Whereas Langella’s RN cast an entirely new light on what most people thought was a thoroughly familiar figure.  

After analyzing The Wrestler and Milk, Mr. Siegel really gets down to business and  sinks his teeth into F/N and, in particular, Langella’s N:

Langella’s is not the crazed, antic, merely paranoid and vindictive Nixon that flourishes in the popular imagination, and was institutionalized, as it were, by Anthony Hopkins’ frenetic, almost campy impersonation in Oliver Stone’s film. Langella’s Nixon has something no public interpretation of Nixon has ever possessed: self-knowledge.

Early on, Langella tells his chief aide, superbly played by Kevin Bacon, that he’s going to hire some Cubans to spy, Watergate-style, on David Frost, after he agrees to be interviewed by Frost. Bacon stares at him with panic rising in his eyes. This is the lunatic villain right out of Central Casting! But Langella casts him a stern glance and says: “I’m only joking.” In one stroke, a new Nixon, like a new planet, swims into view.

This Nixon isn’t about to fall to pieces from the pressure of his inner demons. Yawn. Langella’s Nixon is—like Brando’s Don Corleone—a self-possessed, powerful man, who expresses his power by talking and moving slowly, speaking softly, and cannily pulling other people’s mental strings. Rather than responding excitedly to slights, provocations and feared conspiracies, this Nixon is a former leader of the free world—that is to say, his inner ballast and experience of power are so strong that he seems to be humoring reality rather than encountering it. He has experienced, and mastered, too much of the world to be much agitated by it.

That’s not to say that the demons aren’t there, but they are one important segment of this character’s gigantic psychic population. Perhaps the most startling quality that Langella brings to the role is Nixon’s practical intelligence. His frank desire for money has the disarming earthiness of a strictly budgeting housewife from Peoria.

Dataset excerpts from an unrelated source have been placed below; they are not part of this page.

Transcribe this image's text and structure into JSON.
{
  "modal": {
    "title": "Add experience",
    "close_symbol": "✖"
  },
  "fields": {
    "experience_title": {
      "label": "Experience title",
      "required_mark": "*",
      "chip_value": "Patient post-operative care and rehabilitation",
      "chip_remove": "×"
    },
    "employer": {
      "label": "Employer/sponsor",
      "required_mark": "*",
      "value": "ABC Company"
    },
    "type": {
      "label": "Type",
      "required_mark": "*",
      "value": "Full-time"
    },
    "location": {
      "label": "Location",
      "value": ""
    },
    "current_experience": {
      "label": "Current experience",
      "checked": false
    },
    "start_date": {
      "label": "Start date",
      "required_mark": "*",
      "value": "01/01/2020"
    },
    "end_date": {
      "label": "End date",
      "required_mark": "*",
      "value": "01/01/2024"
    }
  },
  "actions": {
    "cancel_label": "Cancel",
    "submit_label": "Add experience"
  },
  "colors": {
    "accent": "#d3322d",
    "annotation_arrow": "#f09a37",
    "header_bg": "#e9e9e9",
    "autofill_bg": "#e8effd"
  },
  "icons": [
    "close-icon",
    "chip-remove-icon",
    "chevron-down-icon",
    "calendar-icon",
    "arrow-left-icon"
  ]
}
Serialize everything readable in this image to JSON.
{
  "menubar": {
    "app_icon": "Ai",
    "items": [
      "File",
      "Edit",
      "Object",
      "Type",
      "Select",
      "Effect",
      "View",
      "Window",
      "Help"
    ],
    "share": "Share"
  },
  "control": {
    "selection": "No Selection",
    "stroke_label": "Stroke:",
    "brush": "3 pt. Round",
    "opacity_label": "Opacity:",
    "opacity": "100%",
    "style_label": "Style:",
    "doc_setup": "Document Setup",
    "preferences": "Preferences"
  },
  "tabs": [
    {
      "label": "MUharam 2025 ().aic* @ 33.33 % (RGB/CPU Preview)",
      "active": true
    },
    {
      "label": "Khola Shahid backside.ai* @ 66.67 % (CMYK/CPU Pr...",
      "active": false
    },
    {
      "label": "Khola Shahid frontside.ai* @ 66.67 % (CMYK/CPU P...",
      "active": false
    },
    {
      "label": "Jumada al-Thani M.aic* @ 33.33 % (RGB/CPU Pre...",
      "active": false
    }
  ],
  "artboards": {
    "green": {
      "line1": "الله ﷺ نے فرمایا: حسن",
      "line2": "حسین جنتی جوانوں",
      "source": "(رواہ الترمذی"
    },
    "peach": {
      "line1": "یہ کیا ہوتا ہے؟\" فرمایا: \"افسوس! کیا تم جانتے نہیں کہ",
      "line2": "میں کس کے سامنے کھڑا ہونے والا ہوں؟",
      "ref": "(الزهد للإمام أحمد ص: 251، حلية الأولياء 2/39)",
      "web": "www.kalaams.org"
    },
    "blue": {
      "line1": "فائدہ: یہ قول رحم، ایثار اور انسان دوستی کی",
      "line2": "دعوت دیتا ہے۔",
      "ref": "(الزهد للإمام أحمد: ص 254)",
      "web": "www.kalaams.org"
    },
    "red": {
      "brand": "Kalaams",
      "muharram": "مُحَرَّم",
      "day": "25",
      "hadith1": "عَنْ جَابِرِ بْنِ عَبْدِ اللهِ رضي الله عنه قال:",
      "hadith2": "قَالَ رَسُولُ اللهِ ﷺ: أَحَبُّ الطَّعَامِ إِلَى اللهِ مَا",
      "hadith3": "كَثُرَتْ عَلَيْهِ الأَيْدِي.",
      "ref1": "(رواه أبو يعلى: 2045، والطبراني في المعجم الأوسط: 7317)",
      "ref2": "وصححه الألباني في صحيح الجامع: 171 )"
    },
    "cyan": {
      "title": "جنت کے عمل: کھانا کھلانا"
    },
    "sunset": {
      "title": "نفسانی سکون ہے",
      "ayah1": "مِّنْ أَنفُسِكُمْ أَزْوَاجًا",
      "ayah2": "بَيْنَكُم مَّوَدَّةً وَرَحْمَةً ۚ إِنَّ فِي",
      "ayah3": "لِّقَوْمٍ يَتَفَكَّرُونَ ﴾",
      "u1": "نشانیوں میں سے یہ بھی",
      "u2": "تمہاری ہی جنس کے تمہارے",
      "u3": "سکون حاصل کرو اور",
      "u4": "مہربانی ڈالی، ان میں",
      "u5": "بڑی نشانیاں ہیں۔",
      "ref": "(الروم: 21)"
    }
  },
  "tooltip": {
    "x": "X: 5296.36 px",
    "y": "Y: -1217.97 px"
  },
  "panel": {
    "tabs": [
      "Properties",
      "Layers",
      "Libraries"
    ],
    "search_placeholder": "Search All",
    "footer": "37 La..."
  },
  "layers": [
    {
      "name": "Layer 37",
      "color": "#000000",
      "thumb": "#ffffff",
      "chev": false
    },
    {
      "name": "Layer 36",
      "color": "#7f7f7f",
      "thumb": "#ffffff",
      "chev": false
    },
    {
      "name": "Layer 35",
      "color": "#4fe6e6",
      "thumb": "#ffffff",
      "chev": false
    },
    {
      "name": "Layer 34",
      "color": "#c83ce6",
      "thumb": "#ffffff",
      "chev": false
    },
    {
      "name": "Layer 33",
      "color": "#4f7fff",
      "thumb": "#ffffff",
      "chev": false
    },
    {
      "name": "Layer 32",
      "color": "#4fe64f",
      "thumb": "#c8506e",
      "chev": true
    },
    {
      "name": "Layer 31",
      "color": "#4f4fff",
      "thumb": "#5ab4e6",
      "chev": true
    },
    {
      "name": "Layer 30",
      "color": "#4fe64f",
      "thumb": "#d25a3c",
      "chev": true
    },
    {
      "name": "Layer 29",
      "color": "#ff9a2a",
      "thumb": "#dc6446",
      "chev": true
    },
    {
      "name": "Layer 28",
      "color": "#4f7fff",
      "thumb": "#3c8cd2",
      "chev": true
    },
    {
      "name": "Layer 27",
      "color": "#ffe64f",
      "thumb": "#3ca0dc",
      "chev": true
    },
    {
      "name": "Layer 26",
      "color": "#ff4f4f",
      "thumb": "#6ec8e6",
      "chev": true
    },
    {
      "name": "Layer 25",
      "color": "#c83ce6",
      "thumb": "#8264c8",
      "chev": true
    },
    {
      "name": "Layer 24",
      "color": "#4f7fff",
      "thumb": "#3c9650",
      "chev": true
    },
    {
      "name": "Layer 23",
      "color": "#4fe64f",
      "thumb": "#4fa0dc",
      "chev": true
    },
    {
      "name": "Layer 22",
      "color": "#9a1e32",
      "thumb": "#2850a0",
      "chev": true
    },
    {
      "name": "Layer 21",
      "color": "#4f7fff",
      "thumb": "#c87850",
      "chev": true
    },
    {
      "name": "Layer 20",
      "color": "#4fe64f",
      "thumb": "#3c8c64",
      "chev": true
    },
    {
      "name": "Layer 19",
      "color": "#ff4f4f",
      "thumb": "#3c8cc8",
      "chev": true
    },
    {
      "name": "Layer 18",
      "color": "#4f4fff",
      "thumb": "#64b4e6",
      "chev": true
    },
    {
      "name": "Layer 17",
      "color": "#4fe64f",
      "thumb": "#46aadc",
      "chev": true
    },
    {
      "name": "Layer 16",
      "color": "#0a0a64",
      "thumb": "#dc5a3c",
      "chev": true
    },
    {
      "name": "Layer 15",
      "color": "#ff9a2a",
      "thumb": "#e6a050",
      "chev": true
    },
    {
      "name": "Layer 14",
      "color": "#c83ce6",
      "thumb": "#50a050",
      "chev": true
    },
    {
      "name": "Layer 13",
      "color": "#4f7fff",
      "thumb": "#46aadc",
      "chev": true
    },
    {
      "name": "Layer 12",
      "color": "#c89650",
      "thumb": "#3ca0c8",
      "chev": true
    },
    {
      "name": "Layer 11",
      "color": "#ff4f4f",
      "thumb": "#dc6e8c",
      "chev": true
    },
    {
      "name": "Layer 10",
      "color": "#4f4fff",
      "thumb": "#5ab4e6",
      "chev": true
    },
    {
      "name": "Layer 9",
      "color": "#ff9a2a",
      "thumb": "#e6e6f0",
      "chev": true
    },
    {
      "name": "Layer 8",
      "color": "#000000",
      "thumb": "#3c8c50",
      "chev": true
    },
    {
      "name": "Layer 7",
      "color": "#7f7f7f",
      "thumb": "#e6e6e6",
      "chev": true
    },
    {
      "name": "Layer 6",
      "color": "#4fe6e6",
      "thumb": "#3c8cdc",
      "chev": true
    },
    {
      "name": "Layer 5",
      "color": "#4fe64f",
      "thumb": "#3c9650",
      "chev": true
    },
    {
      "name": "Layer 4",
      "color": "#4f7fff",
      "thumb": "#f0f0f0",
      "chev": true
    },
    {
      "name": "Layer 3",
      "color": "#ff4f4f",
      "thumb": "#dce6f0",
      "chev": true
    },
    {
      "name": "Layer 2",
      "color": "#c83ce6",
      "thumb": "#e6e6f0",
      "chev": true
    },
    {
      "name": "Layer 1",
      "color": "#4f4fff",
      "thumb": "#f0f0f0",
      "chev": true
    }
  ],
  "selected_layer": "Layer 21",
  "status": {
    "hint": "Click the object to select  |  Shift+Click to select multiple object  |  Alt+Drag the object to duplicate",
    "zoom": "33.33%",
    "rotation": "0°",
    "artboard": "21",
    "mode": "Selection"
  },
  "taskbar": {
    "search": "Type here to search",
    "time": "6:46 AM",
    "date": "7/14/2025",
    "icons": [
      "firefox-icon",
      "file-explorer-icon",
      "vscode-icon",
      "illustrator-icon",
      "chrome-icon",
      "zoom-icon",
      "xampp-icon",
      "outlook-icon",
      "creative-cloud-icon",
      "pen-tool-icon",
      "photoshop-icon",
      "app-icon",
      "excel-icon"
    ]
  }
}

So when Michael Sheen, expertly playing David Frost, finally pries from Langella’s Nixon—during their final TV interview—regret over his crimes, and something like an apology to the American people, you don’t feel that Nixon has been finally tripped up and that the good guys in the white hats have vanquished the black-hatted villain. You feel that Nixon has given up precisely what he is able to give up and no more, and that he makes his avowal in a complicated mesh of self-knowledge, fear of the truth, sudden horror and King Lear-like isolation, all anchored by that sense of having mastered the world, of belonging to history.

And Langella conveys all this complexity while the camera stays on his face for what feels like minutes, which for most actors nowadays is the equivalent of bungee-jumping off the Empire State Building.

As Sam Rockwell—playing James Reston Jr., one of Frost’s consultants for the Nixon interviews—puts it, the triumph of Frost’s Nixon interviews was achieved by “the reductive power of the closeup.” 

Mr. Siegel doesn’t let his enthusiasm get the better of his grip on reality.  “No one seriously thinks Langella is going to trump Rourke this year, or Sean Penn for that matter,” he admits.  “But I like to imagine that Langella has a chance because it intensifies the already suspenseful acting contests to a stark polarity: The art of acting versus the hallucination of acting produced by special effects.”